There was an important point which we had still to settle, and that was whether the French or the English party should have the honour of entering the Abbey first. My faith, it was asking a great deal of Etienne Gerard that he should give place to any man at such a time! But the poor Bart pleaded so hard, urging the few skirmishes which he had seen against my four-and-seventy engagements, that at last I consented that he should go. We had just clasped hands over the matter when there broke out such a shouting and cursing and yelling from the front of the inn, that out we rushed with our drawn sabres in our hands, convinced that the brigands were upon us.

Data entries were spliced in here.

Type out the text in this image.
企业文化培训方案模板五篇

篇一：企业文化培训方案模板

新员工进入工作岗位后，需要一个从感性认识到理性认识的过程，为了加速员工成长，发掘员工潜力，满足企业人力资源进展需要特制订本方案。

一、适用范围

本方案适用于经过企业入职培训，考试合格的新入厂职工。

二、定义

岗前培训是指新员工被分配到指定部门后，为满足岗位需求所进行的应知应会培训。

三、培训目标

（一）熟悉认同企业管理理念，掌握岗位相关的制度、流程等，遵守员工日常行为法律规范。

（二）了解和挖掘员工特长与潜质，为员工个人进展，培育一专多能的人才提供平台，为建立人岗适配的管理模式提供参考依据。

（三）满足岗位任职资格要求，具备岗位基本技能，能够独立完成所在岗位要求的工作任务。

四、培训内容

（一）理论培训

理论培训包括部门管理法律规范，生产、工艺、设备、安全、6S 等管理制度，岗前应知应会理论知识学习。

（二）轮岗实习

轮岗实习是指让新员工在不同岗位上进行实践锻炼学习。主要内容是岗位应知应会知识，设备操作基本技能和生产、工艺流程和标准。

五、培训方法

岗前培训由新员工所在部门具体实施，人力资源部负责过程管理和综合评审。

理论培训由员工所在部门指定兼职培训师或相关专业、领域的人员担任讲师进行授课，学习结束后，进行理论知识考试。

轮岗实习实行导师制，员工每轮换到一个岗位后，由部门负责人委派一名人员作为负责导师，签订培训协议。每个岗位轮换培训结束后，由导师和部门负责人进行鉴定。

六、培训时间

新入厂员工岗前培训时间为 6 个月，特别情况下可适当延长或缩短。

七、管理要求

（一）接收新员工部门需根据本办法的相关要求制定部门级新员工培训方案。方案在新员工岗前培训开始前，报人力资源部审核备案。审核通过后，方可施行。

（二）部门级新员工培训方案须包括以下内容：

You may imagine our feelings when, by the light of the lantern which hung from the porch, we saw a score of our hussars and dragoons all mixed in one wild heap, red coats and blue, helmets and busbies, pommelling each other to their hearts' content. We flung ourselves upon them, imploring, threatening, tugging at a lace collar, or at a spurred heel, until, at last, we had dragged them all apart. There they stood, flushed and bleeding, glaring at each other, and all panting together like a line of troop horses after a ten-mile chase. It was only with our drawn swords that we could keep them from each other's throats. The poor Capuchin stood in the porch in his long brown habit, wringing his hands and calling upon all the saints for mercy.

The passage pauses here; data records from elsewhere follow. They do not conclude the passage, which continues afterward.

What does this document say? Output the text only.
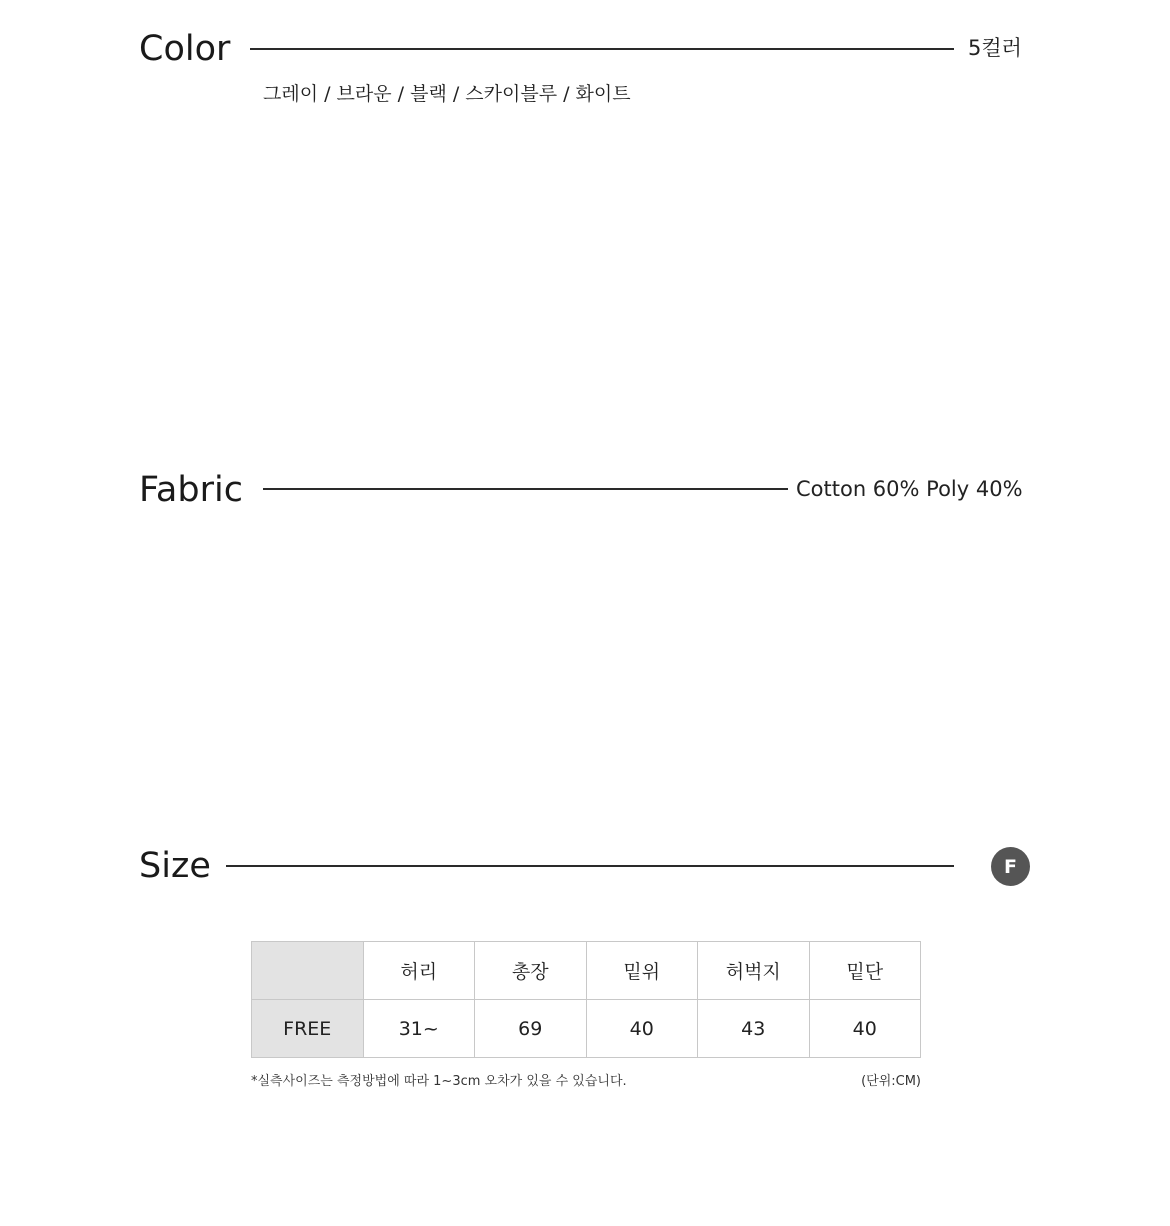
Color	5컬러
그레이 / 브라운 / 블랙 / 스카이블루 / 화이트
Fabric	Cotton 60% Poly 40%
Size	F
	허리	총장	밑위	허벅지	밑단
FREE	31~	69	40	43	40
*실측사이즈는 측정방법에 따라 1~3cm 오차가 있을 수 있습니다.	(단위:CM)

He was, indeed, as I found upon inquiry, the innocent cause of all the turmoil, for, not understanding how soldiers look upon such things, he had made some remark to the English sergeant that it was a pity that his squadron was not as good as the French. The words were not out of his mouth before a dragoon knocked down the nearest hussar, and then, in a moment, they all flew at each other like tigers. We would trust them no more after that, but the Bart moved his men to the front of the inn, and I mine to the back, the English all scowling and silent, and our fellows shaking their fists and chattering, each after the fashion of their own people.
Well, as our plans were made, we thought it best to carry them out at once, lest some fresh cause of quarrel should break out between our followers. The Bart and his men rode off, therefore, he having first torn the lace from his sleeves, and the gorget and sash from his uniform, so that he might pass as a simple trooper. He explained to his men what it was that was expected of them, and though they did not raise a cry or wave their weapons as mine might have done, there was an expression upon their stolid and clean-shaven faces which filled me with confidence. Their tunics were left unbuttoned, their scabbards and helmets stained with dirt, and their harness badly fastened, so that they might look the part of deserters, without order or discipline. At six o'clock next morning they were to gain command of the main gate of the Abbey, while at that same hour my hussars were to gallop up to it from outside. The Bart and I pledged our words to it before he trotted off with his detachment.